Lärmabhängige Start- und Landeentgelte am Flughafen Köln/Bonn

Mit Hilfe der Staffelung der Start- und Landeentgelte je nach der Lautstärke eines Flugzeugs sowie nach der Tageszeit des Starts oder der Landung können Flugunternehmen Anreize gesetzt werden, lärmärmere Fluggeräte einzusetzen und Flüge in weniger lärmempfindliche Tageszeiten zu verlagern.

Eine umfassende Status-Quo-Analyse der europäischen Start- und Landeentgeltsysteme durch das Öko-Institut im Auftrag des Umweltbundesamtes aus dem Jahr 2004 stellt jedoch nur eine geringe Anreizwirkung der bestehenden lärmabhängigen Entgeltsysteme fest. Ein wesentliches Problem liegt gemäß dieser Studie in der oft nur geringen Spreizung zwischen den lärmdifferenzierten Nutzungsentgelten. Die finanziellen Anreize für den Einsatz lärmarmer Flugzeuge fallen überwiegend zu gering aus, um eine nennenswerte Lenkungswirkung zu entfalten.

Die Studie kommt auch zu dem Ergebnis, dass die Lärmkomponente an den Start- und Landeentgelten in der Kostenstruktur der Unternehmen nur eine marginale Bedeutung einnimmt. Hinzu kommt, dass eben diese Lärmkomponente in der Mehrzahl der untersuchten Entgeltmodelle von dem gewichtsabhängigen Anteil der Start- und Landeentgelte überlagert werden kann. So kann unter zwei vergleichbaren Fluggeräten ein modernes, lärmarmes Flugzeug mit einer etwas höheren Maximalabflugmasse höhere Entgelte auslösen als ein altes und lautes Flugzeug bei etwas niedrigerer Maximalabflugmasse.

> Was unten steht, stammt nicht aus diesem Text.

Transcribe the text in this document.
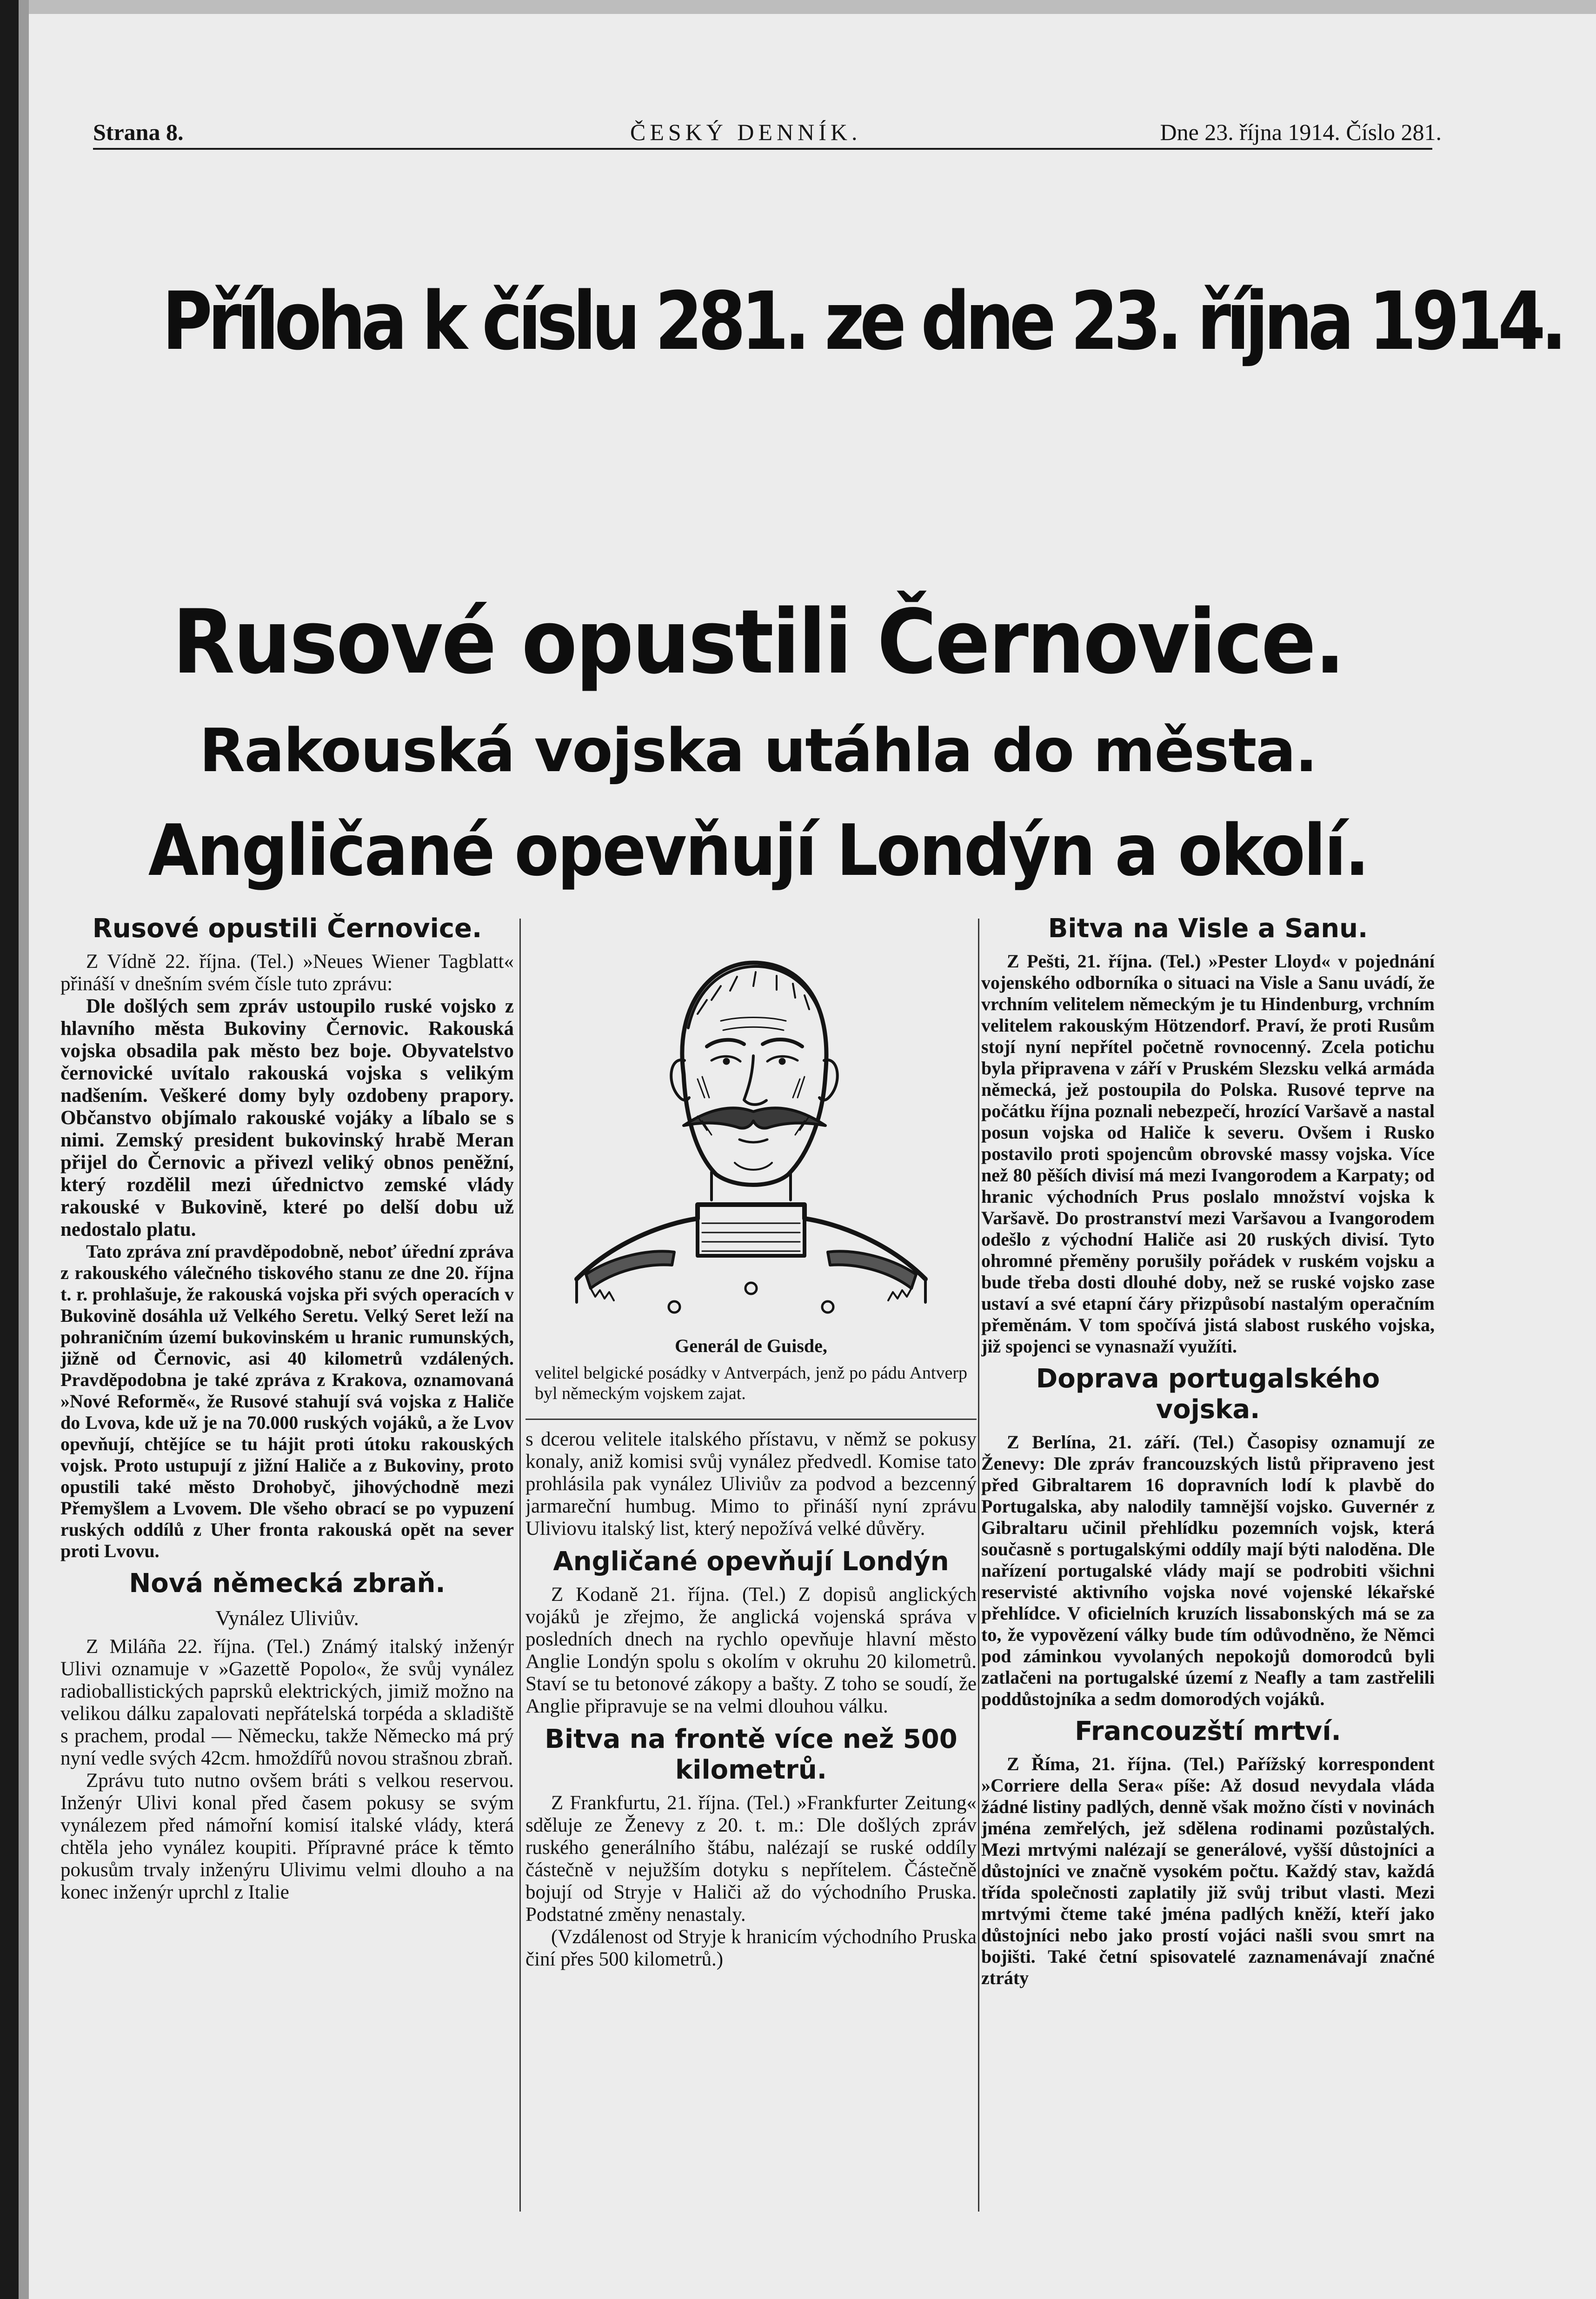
Strana 8.	ČESKÝ DENNÍK.	Dne 23. října 1914. Číslo 281.
Příloha k číslu 281. ze dne 23. října 1914.
Rusové opustili Černovice.
Rakouská vojska utáhla do města.
Angličané opevňují Londýn a okolí.
Rusové opustili Černovice.

Z Vídně 22. října. (Tel.) »Neues Wiener Tagblatt« přináší v dnešním svém čísle tuto zprávu:

Dle došlých sem zpráv ustoupilo ruské vojsko z hlavního města Bukoviny Černovic. Rakouská vojska obsadila pak město bez boje. Obyvatelstvo černovické uvítalo rakouská vojska s velikým nadšením. Veškeré domy byly ozdobeny prapory. Občanstvo objímalo rakouské vojáky a líbalo se s nimi. Zemský president bukovinský hrabě Meran přijel do Černovic a přivezl veliký obnos peněžní, který rozdělil mezi úřednictvo zemské vlády rakouské v Bukovině, které po delší dobu už nedostalo platu.

Tato zpráva zní pravděpodobně, neboť úřední zpráva z rakouského válečného tiskového stanu ze dne 20. října t. r. prohlašuje, že rakouská vojska při svých operacích v Bukovině dosáhla už Velkého Seretu. Velký Seret leží na pohraničním území bukovinském u hranic rumunských, jižně od Černovic, asi 40 kilometrů vzdálených. Pravděpodobna je také zpráva z Krakova, oznamovaná »Nové Reformě«, že Rusové stahují svá vojska z Haliče do Lvova, kde už je na 70.000 ruských vojáků, a že Lvov opevňují, chtějíce se tu hájit proti útoku rakouských vojsk. Proto ustupují z jižní Haliče a z Bukoviny, proto opustili také město Drohobyč, jihovýchodně mezi Přemyšlem a Lvovem. Dle všeho obrací se po vypuzení ruských oddílů z Uher fronta rakouská opět na sever proti Lvovu.

Nová německá zbraň.
Vynález Uliviův.

Z Miláña 22. října. (Tel.) Známý italský inženýr Ulivi oznamuje v »Gazettě Popolo«, že svůj vynález radioballistických paprsků elektrických, jimiž možno na velikou dálku zapalovati nepřátelská torpéda a skladiště s prachem, prodal — Německu, takže Německo má prý nyní vedle svých 42cm. hmoždířů novou strašnou zbraň.

Zprávu tuto nutno ovšem bráti s velkou reservou. Inženýr Ulivi konal před časem pokusy se svým vynálezem před námořní komisí italské vlády, která chtěla jeho vynález koupiti. Přípravné práce k těmto pokusům trvaly inženýru Ulivimu velmi dlouho a na konec inženýr uprchl z Italie

Generál de Guisde,
velitel belgické posádky v Antverpách, jenž po pádu Antverp byl německým vojskem zajat.

s dcerou velitele italského přístavu, v němž se pokusy konaly, aniž komisi svůj vynález předvedl. Komise tato prohlásila pak vynález Uliviův za podvod a bezcenný jarmareční humbug. Mimo to přináší nyní zprávu Uliviovu italský list, který nepožívá velké důvěry.

Angličané opevňují Londýn

Z Kodaně 21. října. (Tel.) Z dopisů anglických vojáků je zřejmo, že anglická vojenská správa v posledních dnech na rychlo opevňuje hlavní město Anglie Londýn spolu s okolím v okruhu 20 kilometrů. Staví se tu betonové zákopy a bašty. Z toho se soudí, že Anglie připravuje se na velmi dlouhou válku.

Bitva na frontě více než 500 kilometrů.

Z Frankfurtu, 21. října. (Tel.) »Frankfurter Zeitung« sděluje ze Ženevy z 20. t. m.: Dle došlých zpráv ruského generálního štábu, nalézají se ruské oddíly částečně v nejužším dotyku s nepřítelem. Částečně bojují od Stryje v Haliči až do východního Pruska. Podstatné změny nenastaly.

(Vzdálenost od Stryje k hranicím východního Pruska činí přes 500 kilometrů.)

Bitva na Visle a Sanu.

Z Pešti, 21. října. (Tel.) »Pester Lloyd« v pojednání vojenského odborníka o situaci na Visle a Sanu uvádí, že vrchním velitelem německým je tu Hindenburg, vrchním velitelem rakouským Hötzendorf. Praví, že proti Rusům stojí nyní nepřítel početně rovnocenný. Zcela potichu byla připravena v září v Pruském Slezsku velká armáda německá, jež postoupila do Polska. Rusové teprve na počátku října poznali nebezpečí, hrozící Varšavě a nastal posun vojska od Haliče k severu. Ovšem i Rusko postavilo proti spojencům obrovské massy vojska. Více než 80 pěších divisí má mezi Ivangorodem a Karpaty; od hranic východních Prus poslalo množství vojska k Varšavě. Do prostranství mezi Varšavou a Ivangorodem odešlo z východní Haliče asi 20 ruských divisí. Tyto ohromné přeměny porušily pořádek v ruském vojsku a bude třeba dosti dlouhé doby, než se ruské vojsko zase ustaví a své etapní čáry přizpůsobí nastalým operačním přeměnám. V tom spočívá jistá slabost ruského vojska, již spojenci se vynasnaží využíti.

Doprava portugalského vojska.

Z Berlína, 21. září. (Tel.) Časopisy oznamují ze Ženevy: Dle zpráv francouzských listů připraveno jest před Gibraltarem 16 dopravních lodí k plavbě do Portugalska, aby nalodily tamnější vojsko. Guvernér z Gibraltaru učinil přehlídku pozemních vojsk, která současně s portugalskými oddíly mají býti naloděna. Dle nařízení portugalské vlády mají se podrobiti všichni reservisté aktivního vojska nové vojenské lékařské přehlídce. V oficielních kruzích lissabonských má se za to, že vypovězení války bude tím odůvodněno, že Němci pod záminkou vyvolaných nepokojů domorodců byli zatlačeni na portugalské území z Neafly a tam zastřelili poddůstojníka a sedm domorodých vojáků.

Francouzští mrtví.

Z Říma, 21. října. (Tel.) Pařížský korrespondent »Corriere della Sera« píše: Až dosud nevydala vláda žádné listiny padlých, denně však možno čísti v novinách jména zemřelých, jež sdělena rodinami pozůstalých. Mezi mrtvými nalézají se generálové, vyšší důstojníci a důstojníci ve značně vysokém počtu. Každý stav, každá třída společnosti zaplatily již svůj tribut vlasti. Mezi mrtvými čteme také jména padlých kněží, kteří jako důstojníci nebo jako prostí vojáci našli svou smrt na bojišti. Také četní spisovatelé zaznamenávají značné ztráty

Die Ausgestaltung emissionsabhängiger Start- und Landeentgelte wird zudem durch den zu beachtenden rechtlichen Rahmen (Standards und Empfehlungen der Internationalen Zivilluftfahrtorganisation, Richtlinie über Flughafenentgelte 2009/12/EG der Europäischen Union sowie das diese Vorgaben umsetzenden nationale Recht in § 19b Luftverkehrsgesetz) eingeengt.

Flughafenentgelte werden nach § 19b LuftVG in einer Entgeltordnung vom Flughafenbetreiber – nach behördlicher Genehmigung – festgesetzt. Die Genehmigung zur Erhebung der in einer Entgeltordnung vorgesehenen Entgelte für die Nutzung der Einrichtungen und Dienstleistungen des Flughafens wird von den zuständigen Landesluftfahrtbehörden erteilt, sofern die Festsetzung nach geeigneten, objektiven, transparenten und nichtdiskriminierenden Kriterien erfolgte.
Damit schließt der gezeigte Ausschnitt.